Slow query log had this to say about it:
# Query_time: 5 Lock_time: 0 Rows_sent: 2847 Rows_examined: 5645986
Notice the Rows_examined value – 5,645,986 rows! It’s a good thing our database servers have a crap-ton of RAM in them along with super-fast RAID disk arrays
I then manually re-executed that same query several times and it consistently needed 1 to 3 seconds to run. Time to EXPLAIN things a little more or rather have MySQL explain it for me. Running EXPLAIN on that same query revealed the need to index the profile_id field in two tables (profile_genres and profile_roles).
After taking a minute to create the new indexes (including making new migration files and whatnot), I ran EXPLAIN again and was pleased to see MySQL needed to look at only 18 rows of data now instead of 5,645,986. Furthermore, the SAME query that previously needed several seconds was now consistently finishing in 0.007 seconds.

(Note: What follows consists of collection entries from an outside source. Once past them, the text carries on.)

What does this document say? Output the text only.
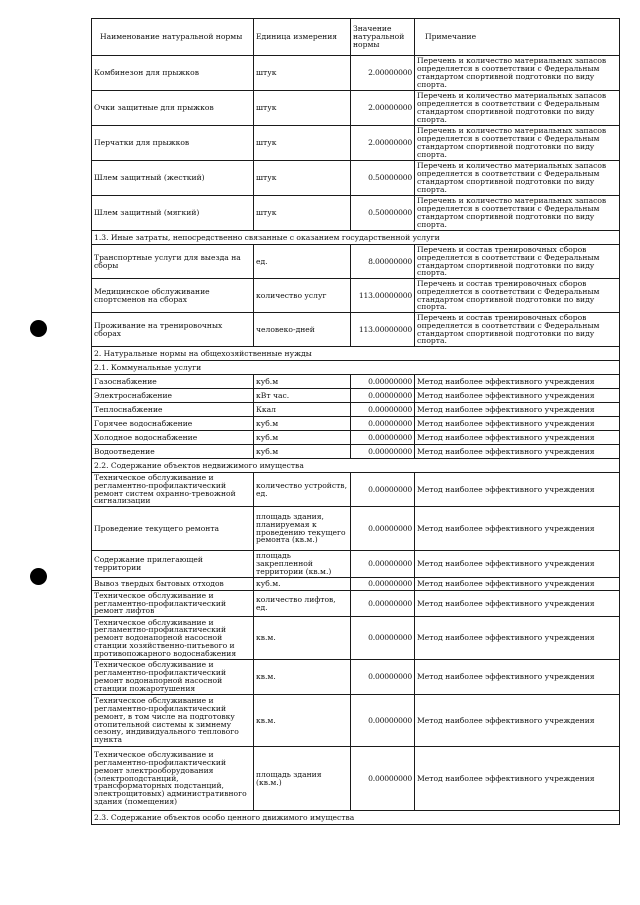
Наименование натуральной нормы	Единица измерения	Значение натуральной нормы	Примечание
Комбинезон для прыжков	штук	2.00000000	Перечень и количество материальных запасов определяется в соответствии с Федеральным стандартом спортивной подготовки по виду спорта.
Очки защитные для прыжков	штук	2.00000000	Перечень и количество материальных запасов определяется в соответствии с Федеральным стандартом спортивной подготовки по виду спорта.
Перчатки для прыжков	штук	2.00000000	Перечень и количество материальных запасов определяется в соответствии с Федеральным стандартом спортивной подготовки по виду спорта.
Шлем защитный (жесткий)	штук	0.50000000	Перечень и количество материальных запасов определяется в соответствии с Федеральным стандартом спортивной подготовки по виду спорта.
Шлем защитный (мягкий)	штук	0.50000000	Перечень и количество материальных запасов определяется в соответствии с Федеральным стандартом спортивной подготовки по виду спорта.
1.3. Иные затраты, непосредственно связанные с оказанием государственной услуги			
Транспортные услуги для выезда на сборы	ед.	8.00000000	Перечень и состав тренировочных сборов определяется в соответствии с Федеральным стандартом спортивной подготовки по виду спорта.
Медицинское обслуживание спортсменов на сборах	количество услуг	113.00000000	Перечень и состав тренировочных сборов определяется в соответствии с Федеральным стандартом спортивной подготовки по виду спорта.
Проживание на тренировочных сборах	человеко-дней	113.00000000	Перечень и состав тренировочных сборов определяется в соответствии с Федеральным стандартом спортивной подготовки по виду спорта.
2. Натуральные нормы на общехозяйственные нужды			
2.1. Коммунальные услуги			
Газоснабжение	куб.м	0.00000000	Метод наиболее эффективного учреждения
Электроснабжение	кВт час.	0.00000000	Метод наиболее эффективного учреждения
Теплоснабжение	Ккал	0.00000000	Метод наиболее эффективного учреждения
Горячее водоснабжение	куб.м	0.00000000	Метод наиболее эффективного учреждения
Холодное водоснабжение	куб.м	0.00000000	Метод наиболее эффективного учреждения
Водоотведение	куб.м	0.00000000	Метод наиболее эффективного учреждения
2.2. Содержание объектов недвижимого имущества			
Техническое обслуживание и регламентно-профилактический ремонт систем охранно-тревожной сигнализации	количество устройств, ед.	0.00000000	Метод наиболее эффективного учреждения
Проведение текущего ремонта	площадь здания, планируемая к проведению текущего ремонта (кв.м.)	0.00000000	Метод наиболее эффективного учреждения
Содержание прилегающей территории	площадь закрепленной территории (кв.м.)	0.00000000	Метод наиболее эффективного учреждения
Вывоз твердых бытовых отходов	куб.м.	0.00000000	Метод наиболее эффективного учреждения
Техническое обслуживание и регламентно-профилактический ремонт лифтов	количество лифтов, ед.	0.00000000	Метод наиболее эффективного учреждения
Техническое обслуживание и регламентно-профилактический ремонт водонапорной насосной станции хозяйственно-питьевого и противопожарного водоснабжения	кв.м.	0.00000000	Метод наиболее эффективного учреждения
Техническое обслуживание и регламентно-профилактический ремонт водонапорной насосной станции пожаротушения	кв.м.	0.00000000	Метод наиболее эффективного учреждения
Техническое обслуживание и регламентно-профилактический ремонт, в том числе на подготовку отопительной системы к зимнему сезону, индивидуального теплового пункта	кв.м.	0.00000000	Метод наиболее эффективного учреждения
Техническое обслуживание и регламентно-профилактический ремонт электрооборудования (электроподстанций, трансформаторных подстанций, электрощитовых) административного здания (помещения)	площадь здания (кв.м.)	0.00000000	Метод наиболее эффективного учреждения
2.3. Содержание объектов особо ценного движимого имущества			
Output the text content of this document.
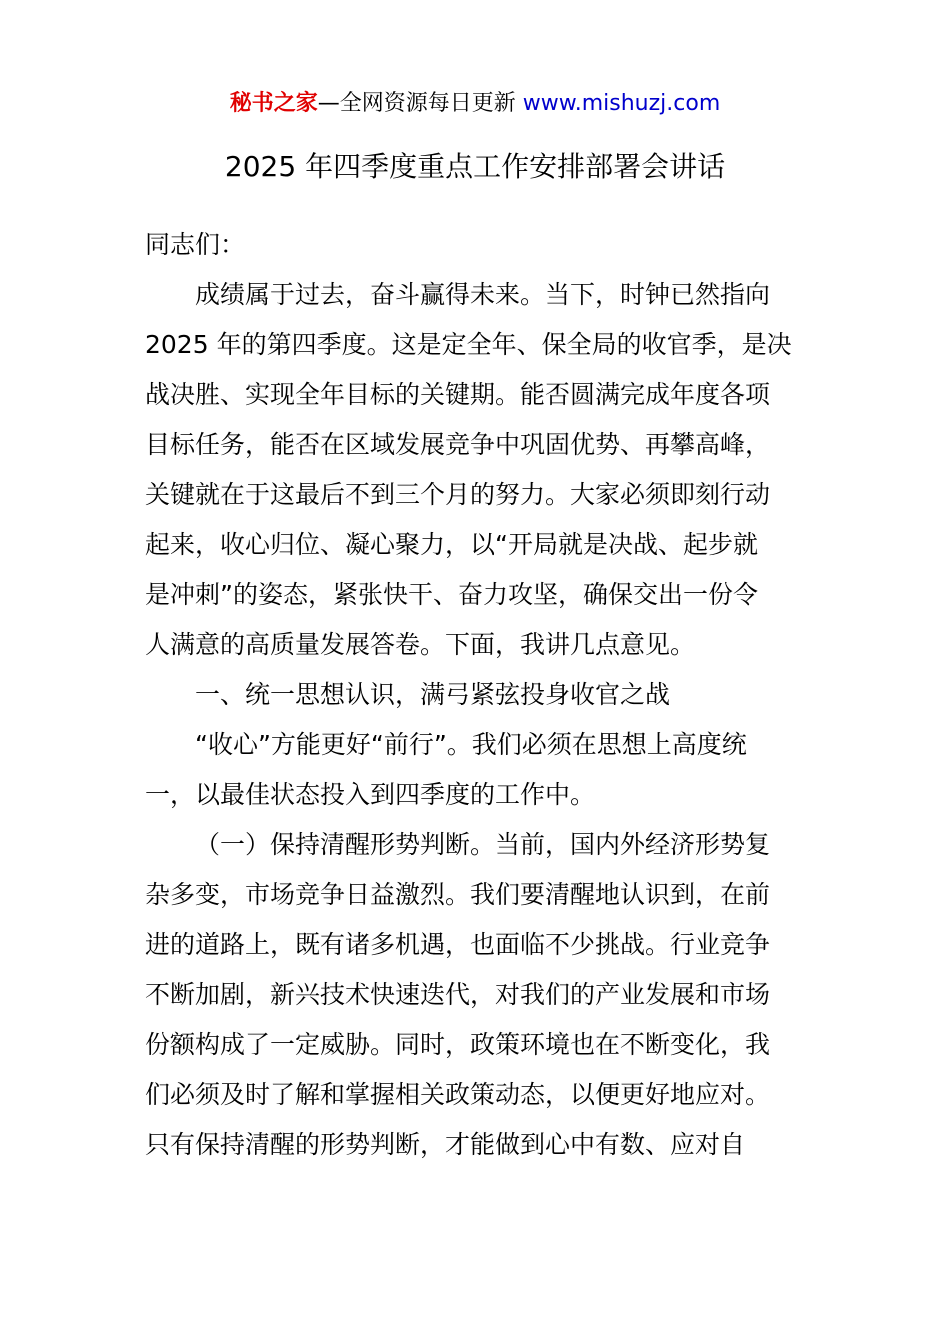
秘书之家—全网资源每日更新 www.mishuzj.com
2025 年四季度重点工作安排部署会讲话
同志们：
成绩属于过去，奋斗赢得未来。当下，时钟已然指向
2025 年的第四季度。这是定全年、保全局的收官季，是决
战决胜、实现全年目标的关键期。能否圆满完成年度各项
目标任务，能否在区域发展竞争中巩固优势、再攀高峰，
关键就在于这最后不到三个月的努力。大家必须即刻行动
起来，收心归位、凝心聚力，以“开局就是决战、起步就
是冲刺”的姿态，紧张快干、奋力攻坚，确保交出一份令
人满意的高质量发展答卷。下面，我讲几点意见。
一、统一思想认识，满弓紧弦投身收官之战
“收心”方能更好“前行”。我们必须在思想上高度统
一，以最佳状态投入到四季度的工作中。
（一）保持清醒形势判断。当前，国内外经济形势复
杂多变，市场竞争日益激烈。我们要清醒地认识到，在前
进的道路上，既有诸多机遇，也面临不少挑战。行业竞争
不断加剧，新兴技术快速迭代，对我们的产业发展和市场
份额构成了一定威胁。同时，政策环境也在不断变化，我
们必须及时了解和掌握相关政策动态，以便更好地应对。
只有保持清醒的形势判断，才能做到心中有数、应对自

How the hell did we let this happen?!?! Simple: when juggling too many balls some inevitably get dropped. Ok, that’s only part of it. Another part is resisting the temptation to do premature optimizations to your systems. Arguably, in this case, the indexes should have been created when those data associations were set up. This is why we use the slow query logging and must periodically check for surprises like this.
Keep in mind that data indexing comes at a price. Indexing can be a double-edged sword in the sense that those indexes must be maintained when writing data to indexed tables. It is quite possible, even easy, to kill database write performance if you go too far and index too many things trying to speed up read performance.
Checking your slow query logs frequently and making cautious indexing changes will help more than most people realize. Especially when your tables grow beyond a few thousand rows.